ICC confirms saliva ban, COVID-19 replacements amid pandemic

DUBAI, United Arab Emirates (AP) — A ban on the use of saliva to shine the ball and the approval of COVID-19 replacements in test matches were among the interim regulation changes confirmed by world cricket’s governing body on Tuesday.

The International Cricket Council will also allow home umpires in international series because of restrictions to international travel, and approved an additional unsuccessful DRS review for each team in each innings of a match in all formats because “there may be less-experienced umpires on duty at times.”

The ICC said it was ratifying recommendations previously made by its chief executives’ committee with the aim of “mitigating the risks posed by the COVID-19 virus and protect the safety of players and match officials when cricket resumes.”

If a player applies saliva to the ball, typically in an effort to make it swing more, umpires will initially be lenient toward teams “during an initial period of adjustment,” the ICC said.


Subsequent instances will lead to a team receiving a warning.
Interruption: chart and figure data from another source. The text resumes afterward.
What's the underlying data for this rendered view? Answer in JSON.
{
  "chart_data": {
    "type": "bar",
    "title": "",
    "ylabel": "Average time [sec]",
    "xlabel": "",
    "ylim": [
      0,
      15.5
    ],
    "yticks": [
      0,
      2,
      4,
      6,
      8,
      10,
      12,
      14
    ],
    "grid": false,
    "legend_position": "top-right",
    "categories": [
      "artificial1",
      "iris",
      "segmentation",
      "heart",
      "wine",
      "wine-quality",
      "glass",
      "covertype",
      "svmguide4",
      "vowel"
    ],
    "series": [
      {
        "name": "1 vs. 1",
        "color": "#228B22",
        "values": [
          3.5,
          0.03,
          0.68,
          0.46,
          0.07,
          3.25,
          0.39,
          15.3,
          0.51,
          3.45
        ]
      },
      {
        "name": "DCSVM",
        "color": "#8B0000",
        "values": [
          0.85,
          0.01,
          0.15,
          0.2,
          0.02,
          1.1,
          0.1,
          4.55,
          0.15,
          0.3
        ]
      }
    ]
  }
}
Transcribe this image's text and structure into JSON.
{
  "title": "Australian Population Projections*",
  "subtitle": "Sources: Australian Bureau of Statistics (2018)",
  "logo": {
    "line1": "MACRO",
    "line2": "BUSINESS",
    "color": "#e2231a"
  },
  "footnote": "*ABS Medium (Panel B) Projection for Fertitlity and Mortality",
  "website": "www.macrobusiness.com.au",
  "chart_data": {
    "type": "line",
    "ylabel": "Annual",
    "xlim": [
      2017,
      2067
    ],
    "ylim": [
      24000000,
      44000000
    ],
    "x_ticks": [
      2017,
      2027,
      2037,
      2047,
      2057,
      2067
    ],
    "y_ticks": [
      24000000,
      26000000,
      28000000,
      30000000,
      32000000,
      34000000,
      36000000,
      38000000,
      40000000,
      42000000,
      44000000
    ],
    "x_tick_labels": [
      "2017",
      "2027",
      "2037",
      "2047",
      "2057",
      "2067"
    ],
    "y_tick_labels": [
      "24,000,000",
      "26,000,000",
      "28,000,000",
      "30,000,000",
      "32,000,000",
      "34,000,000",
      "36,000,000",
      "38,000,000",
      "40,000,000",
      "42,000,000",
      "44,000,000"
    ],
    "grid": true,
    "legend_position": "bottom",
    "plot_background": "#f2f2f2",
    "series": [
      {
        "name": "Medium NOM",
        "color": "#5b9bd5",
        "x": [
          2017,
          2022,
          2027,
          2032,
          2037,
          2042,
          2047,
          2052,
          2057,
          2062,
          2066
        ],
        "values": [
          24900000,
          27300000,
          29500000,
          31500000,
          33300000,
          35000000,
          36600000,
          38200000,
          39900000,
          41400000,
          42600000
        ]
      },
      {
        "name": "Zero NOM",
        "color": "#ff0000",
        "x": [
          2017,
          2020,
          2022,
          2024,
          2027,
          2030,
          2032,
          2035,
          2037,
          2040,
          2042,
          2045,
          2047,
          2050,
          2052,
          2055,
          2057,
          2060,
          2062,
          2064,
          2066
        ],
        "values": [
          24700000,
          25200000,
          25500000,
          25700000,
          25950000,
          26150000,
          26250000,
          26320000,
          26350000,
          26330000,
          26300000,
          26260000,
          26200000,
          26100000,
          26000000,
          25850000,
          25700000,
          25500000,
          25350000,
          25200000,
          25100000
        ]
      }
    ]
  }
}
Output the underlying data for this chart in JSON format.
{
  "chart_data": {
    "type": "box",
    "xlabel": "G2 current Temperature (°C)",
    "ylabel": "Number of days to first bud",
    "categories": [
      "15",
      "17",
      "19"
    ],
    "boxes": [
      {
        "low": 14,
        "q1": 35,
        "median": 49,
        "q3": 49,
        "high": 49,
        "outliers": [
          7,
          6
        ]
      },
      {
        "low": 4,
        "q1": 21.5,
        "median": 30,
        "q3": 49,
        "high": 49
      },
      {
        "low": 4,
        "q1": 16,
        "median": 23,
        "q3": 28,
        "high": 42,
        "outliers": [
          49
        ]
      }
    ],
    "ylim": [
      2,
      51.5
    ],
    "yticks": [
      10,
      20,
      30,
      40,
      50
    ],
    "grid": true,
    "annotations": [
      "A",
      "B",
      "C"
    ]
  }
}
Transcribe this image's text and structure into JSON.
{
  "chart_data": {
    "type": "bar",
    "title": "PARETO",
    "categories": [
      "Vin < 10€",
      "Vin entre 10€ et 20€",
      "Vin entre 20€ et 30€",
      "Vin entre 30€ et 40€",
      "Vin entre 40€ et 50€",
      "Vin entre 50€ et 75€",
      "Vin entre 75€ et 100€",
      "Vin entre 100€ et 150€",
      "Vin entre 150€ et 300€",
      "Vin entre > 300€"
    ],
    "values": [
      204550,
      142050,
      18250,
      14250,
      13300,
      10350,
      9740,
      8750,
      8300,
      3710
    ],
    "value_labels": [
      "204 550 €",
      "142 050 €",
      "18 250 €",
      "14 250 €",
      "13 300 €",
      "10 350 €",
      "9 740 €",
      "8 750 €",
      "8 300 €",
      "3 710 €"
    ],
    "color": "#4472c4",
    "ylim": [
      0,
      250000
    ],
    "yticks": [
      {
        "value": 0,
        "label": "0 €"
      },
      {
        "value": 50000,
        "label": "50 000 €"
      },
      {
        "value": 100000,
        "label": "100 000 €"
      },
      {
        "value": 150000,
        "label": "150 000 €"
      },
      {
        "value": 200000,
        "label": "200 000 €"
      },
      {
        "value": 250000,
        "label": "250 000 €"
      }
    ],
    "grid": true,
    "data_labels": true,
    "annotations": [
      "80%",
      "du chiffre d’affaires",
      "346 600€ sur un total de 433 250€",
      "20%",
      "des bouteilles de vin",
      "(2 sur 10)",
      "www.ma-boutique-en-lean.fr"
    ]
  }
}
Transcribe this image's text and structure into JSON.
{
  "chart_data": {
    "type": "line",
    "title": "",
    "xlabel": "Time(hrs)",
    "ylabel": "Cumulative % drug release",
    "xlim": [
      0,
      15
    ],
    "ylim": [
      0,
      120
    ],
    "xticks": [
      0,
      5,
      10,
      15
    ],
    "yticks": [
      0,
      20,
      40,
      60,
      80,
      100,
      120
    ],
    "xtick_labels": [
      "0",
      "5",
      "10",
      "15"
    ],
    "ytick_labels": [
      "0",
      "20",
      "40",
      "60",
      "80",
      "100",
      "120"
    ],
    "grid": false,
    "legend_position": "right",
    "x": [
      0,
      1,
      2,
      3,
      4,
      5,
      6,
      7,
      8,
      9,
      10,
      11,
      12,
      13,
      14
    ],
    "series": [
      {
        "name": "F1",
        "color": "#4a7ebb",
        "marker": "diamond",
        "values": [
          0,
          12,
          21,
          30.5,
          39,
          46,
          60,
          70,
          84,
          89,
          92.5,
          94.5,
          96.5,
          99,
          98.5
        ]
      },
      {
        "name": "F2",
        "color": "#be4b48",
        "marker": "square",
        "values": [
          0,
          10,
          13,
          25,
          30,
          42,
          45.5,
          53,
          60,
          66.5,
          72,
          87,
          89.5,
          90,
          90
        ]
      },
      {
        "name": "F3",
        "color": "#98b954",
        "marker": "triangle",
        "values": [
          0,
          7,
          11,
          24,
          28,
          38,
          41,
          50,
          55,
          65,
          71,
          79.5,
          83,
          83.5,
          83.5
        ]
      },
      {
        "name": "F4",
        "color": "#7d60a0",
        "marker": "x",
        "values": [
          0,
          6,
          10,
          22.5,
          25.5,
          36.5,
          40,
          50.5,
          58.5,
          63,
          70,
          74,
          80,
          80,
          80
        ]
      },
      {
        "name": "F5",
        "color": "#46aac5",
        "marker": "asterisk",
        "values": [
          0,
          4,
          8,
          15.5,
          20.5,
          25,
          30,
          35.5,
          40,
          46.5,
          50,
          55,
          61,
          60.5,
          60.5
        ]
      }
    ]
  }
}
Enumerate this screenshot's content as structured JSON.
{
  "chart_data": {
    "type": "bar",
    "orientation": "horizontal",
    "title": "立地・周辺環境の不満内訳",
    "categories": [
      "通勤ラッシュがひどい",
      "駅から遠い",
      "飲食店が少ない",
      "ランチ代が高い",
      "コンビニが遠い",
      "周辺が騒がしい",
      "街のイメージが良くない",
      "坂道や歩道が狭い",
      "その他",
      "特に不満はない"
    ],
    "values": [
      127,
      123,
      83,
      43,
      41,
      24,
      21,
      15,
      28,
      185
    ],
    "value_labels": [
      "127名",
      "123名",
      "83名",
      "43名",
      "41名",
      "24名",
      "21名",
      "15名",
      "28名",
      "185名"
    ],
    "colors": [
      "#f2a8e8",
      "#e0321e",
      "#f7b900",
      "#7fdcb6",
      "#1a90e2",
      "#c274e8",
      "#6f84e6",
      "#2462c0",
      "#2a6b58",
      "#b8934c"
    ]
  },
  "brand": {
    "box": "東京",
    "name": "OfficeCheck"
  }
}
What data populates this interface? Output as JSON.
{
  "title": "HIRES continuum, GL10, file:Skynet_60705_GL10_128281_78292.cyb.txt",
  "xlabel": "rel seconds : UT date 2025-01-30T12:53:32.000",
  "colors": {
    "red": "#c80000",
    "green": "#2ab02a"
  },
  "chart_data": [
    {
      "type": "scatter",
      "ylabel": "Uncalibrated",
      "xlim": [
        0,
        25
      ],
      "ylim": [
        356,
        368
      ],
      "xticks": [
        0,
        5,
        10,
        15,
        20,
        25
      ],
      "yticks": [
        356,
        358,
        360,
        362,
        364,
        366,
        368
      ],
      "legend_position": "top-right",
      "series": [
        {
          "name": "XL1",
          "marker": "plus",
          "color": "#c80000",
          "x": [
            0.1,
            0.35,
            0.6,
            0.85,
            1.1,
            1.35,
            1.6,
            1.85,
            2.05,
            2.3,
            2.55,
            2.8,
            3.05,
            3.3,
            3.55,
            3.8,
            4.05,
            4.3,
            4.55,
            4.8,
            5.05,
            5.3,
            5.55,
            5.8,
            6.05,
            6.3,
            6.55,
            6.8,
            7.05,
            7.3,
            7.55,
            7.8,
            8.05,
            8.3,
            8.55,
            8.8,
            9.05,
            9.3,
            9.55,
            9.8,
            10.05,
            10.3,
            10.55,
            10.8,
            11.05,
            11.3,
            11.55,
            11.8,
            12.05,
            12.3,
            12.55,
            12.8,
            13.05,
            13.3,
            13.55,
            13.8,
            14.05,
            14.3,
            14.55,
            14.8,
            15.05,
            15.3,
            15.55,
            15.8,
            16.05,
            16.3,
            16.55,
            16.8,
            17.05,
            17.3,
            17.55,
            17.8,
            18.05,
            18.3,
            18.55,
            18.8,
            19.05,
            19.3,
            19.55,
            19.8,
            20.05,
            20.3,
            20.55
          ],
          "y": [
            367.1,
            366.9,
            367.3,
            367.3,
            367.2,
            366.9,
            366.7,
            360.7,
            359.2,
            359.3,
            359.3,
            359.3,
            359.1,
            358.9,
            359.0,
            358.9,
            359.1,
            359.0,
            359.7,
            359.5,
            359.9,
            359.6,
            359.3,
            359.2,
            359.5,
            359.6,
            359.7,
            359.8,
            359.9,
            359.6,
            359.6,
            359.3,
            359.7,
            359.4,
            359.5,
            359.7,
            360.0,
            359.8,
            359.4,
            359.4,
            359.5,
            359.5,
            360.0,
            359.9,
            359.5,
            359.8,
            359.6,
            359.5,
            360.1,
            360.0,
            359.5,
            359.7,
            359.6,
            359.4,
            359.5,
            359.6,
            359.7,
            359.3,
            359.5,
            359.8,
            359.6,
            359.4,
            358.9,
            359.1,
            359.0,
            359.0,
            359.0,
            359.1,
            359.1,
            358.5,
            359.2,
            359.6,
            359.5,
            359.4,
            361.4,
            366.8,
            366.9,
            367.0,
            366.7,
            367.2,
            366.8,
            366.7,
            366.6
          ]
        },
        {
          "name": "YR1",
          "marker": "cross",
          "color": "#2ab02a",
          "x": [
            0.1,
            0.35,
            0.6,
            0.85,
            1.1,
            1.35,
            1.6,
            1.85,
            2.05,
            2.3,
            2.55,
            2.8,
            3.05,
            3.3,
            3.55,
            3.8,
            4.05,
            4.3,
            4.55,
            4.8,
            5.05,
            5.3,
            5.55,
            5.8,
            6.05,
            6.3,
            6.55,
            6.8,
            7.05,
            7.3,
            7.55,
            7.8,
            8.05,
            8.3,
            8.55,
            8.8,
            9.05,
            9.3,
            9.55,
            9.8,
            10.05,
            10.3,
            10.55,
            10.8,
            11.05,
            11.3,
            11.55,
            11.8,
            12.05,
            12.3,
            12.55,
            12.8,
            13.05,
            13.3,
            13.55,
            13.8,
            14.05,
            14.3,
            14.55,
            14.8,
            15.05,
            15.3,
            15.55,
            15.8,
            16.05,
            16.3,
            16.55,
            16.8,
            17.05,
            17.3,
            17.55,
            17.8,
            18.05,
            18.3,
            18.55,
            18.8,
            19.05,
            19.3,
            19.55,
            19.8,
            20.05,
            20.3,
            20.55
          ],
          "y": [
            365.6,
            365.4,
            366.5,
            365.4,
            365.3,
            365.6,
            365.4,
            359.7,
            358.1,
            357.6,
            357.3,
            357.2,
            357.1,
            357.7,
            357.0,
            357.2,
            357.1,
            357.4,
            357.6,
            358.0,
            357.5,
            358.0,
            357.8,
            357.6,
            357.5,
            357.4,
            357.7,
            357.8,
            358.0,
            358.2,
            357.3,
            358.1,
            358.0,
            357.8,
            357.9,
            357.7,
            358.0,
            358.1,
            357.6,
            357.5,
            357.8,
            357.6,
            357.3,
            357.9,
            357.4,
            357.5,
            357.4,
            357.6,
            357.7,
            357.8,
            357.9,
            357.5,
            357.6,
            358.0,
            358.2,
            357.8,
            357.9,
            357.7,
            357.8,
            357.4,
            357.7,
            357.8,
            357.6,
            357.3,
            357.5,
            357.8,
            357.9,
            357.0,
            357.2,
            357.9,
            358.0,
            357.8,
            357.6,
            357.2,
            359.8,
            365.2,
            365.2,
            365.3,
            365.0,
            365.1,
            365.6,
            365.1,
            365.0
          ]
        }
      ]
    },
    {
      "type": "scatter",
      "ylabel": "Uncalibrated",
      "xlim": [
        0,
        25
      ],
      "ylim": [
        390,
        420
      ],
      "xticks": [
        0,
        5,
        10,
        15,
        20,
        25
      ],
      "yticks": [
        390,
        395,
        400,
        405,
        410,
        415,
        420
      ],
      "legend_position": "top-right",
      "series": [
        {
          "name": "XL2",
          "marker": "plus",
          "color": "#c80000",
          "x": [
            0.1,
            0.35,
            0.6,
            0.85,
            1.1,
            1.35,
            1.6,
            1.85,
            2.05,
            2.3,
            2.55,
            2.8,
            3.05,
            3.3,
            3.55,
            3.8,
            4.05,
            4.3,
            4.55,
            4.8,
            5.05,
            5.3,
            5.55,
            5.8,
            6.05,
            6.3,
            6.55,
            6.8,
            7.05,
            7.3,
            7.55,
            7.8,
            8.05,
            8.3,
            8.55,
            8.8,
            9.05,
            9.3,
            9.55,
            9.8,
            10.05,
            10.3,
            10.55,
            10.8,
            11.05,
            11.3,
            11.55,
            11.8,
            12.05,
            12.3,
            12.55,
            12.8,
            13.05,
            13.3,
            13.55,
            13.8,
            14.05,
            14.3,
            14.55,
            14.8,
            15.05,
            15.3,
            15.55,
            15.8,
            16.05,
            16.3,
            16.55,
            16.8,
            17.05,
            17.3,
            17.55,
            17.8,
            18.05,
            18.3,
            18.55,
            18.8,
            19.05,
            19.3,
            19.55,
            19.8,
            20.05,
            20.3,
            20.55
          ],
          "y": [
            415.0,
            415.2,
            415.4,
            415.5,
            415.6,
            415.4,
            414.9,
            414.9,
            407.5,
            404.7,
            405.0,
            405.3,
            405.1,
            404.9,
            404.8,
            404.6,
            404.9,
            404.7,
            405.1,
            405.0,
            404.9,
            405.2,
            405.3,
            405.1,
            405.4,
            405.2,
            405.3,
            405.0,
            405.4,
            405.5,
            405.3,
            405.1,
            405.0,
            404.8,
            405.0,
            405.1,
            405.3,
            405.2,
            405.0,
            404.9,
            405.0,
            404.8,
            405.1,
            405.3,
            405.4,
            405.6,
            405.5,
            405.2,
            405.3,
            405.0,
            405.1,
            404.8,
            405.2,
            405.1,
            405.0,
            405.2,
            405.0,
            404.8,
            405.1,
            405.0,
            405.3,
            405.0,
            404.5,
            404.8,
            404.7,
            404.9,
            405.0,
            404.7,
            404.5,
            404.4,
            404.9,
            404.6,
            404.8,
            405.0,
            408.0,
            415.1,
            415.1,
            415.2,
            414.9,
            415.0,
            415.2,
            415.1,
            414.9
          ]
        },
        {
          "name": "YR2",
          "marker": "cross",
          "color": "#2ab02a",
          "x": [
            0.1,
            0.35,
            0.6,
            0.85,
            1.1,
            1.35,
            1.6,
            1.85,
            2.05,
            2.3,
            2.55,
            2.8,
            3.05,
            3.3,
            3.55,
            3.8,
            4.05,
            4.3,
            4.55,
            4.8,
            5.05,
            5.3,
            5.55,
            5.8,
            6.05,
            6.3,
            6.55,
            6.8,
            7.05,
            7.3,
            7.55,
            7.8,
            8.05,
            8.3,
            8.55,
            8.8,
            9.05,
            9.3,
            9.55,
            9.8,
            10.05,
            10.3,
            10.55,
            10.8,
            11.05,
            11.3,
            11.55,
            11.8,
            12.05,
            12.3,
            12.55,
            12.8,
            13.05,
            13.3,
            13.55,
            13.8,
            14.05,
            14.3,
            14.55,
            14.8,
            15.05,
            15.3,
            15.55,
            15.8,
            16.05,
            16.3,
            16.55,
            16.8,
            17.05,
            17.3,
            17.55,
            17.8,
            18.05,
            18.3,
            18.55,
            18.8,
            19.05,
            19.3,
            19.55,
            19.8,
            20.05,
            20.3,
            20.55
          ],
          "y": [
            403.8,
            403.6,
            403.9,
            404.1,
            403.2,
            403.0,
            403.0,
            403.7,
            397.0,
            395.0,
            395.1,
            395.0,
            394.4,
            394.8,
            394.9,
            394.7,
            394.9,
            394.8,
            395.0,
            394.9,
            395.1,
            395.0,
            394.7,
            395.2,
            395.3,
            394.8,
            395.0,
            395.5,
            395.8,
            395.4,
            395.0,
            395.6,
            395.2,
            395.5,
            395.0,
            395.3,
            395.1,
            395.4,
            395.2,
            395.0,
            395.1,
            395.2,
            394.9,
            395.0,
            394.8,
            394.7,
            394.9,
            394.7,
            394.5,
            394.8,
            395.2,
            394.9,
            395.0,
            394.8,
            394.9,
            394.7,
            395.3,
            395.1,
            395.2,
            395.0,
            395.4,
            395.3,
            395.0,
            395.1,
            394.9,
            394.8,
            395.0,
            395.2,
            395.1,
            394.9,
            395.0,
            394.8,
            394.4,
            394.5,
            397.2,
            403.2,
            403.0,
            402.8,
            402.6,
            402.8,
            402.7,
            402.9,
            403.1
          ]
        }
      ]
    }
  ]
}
Repeated use of saliva on the ball will result in a five-run penalty to the batting side.

Whenever saliva is applied to the ball, the umpires will be instructed to clean the ball before play recommences.

Sweat can still be used to polish the ball, however.

The ICC said COVID-19 replacements will be allowed in tests for players displaying symptoms. They must be like-for-like changes, as with a concussion.

They are not applicable in ODIs or Twenty20 internationals.